House and Senate committees recently released outlines for the bill, and House Agriculture Committee Chair Glenn Thompson, R-Pa., said: “I hope for unanimous support in this endeavor to bring stability to producers, protect our nation’s food security and revitalize rural America.”

Unanimity is unlikely, as there is plenty of room for argument about how best to provide food security for consumers and stability for producers. But if those are sincere goals, Congress should focus on robust support for small farms and for nutrition assistance.
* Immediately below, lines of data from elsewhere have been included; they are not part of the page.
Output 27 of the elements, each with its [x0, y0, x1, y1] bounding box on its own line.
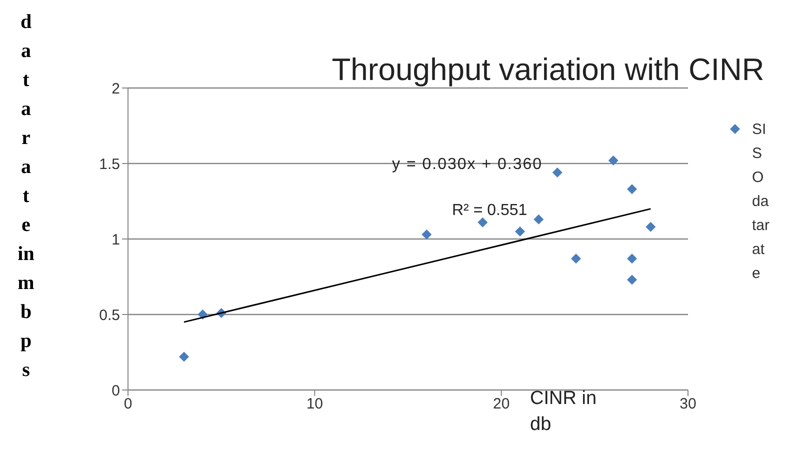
point	[515, 226, 525, 236]
annotation: y = 0.030x + 0.360	[392, 156, 543, 174]
point	[478, 217, 488, 228]
point	[627, 274, 637, 285]
chart-title: Throughput variation with CINR	[330, 51, 766, 89]
y-tick-label: 0.5	[99, 306, 120, 324]
point	[571, 254, 581, 264]
y-tick-label: 1	[112, 231, 120, 248]
text: datarate in mbps	[18, 11, 34, 381]
y-tick-label: 1.5	[99, 156, 120, 173]
point	[646, 222, 656, 232]
point	[608, 155, 618, 166]
y-tick-label: 0	[112, 382, 120, 400]
x-tick-label: 0	[124, 396, 132, 413]
point	[179, 352, 189, 362]
point	[627, 184, 637, 194]
point	[552, 168, 562, 178]
x-tick-label: 30	[680, 396, 696, 413]
x-tick-label: 20	[492, 396, 510, 413]
x-tick-label: 10	[306, 396, 324, 413]
annotation: R² = 0.551	[452, 202, 528, 220]
point	[422, 229, 432, 240]
point	[627, 254, 637, 264]
point	[534, 214, 544, 224]
y-tick-label: 2	[112, 80, 120, 98]
legend-label: SISO datarate	[752, 120, 770, 284]
x-axis-title: CINR in db	[530, 387, 598, 437]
Too many provisions in the Farm Bill are geared toward corporate farms at the expense of small growers. As The Washington Post wrote editorially last year: “One of the most pernicious indirect consequences of the Senate’s bias in favor of small farm states has been to foster interest-group capture of agriculture policy. Abundant evidence shows a disproportionate share of the benefits flows to relatively high-income farmers.”

Meanwhile, the SNAP program has become a routine sticking point in Farm Bill negotiations. According to the Food Research & Action Center, 16 percent of households in rural counties receive SNAP benefits, compared with 13 percent of households in metropolitan counties. If revitalizing rural America is a priority, lawmakers should recognize the impact of cuts to the program.

All of this is relevant to negotiations over the Farm Bill. But, as Clark County farmers point out, it is somewhat secondary to the pressing needs presented by climate change. We can argue over subsidies for soybean producers or the challenges faced by family farms or the adequate level of nutrition assistance, but those points are largely moot if a changing climate alters when and where crops can be grown.

And they are moot if Congress again avoids dealing with the issues facing America’s farmers.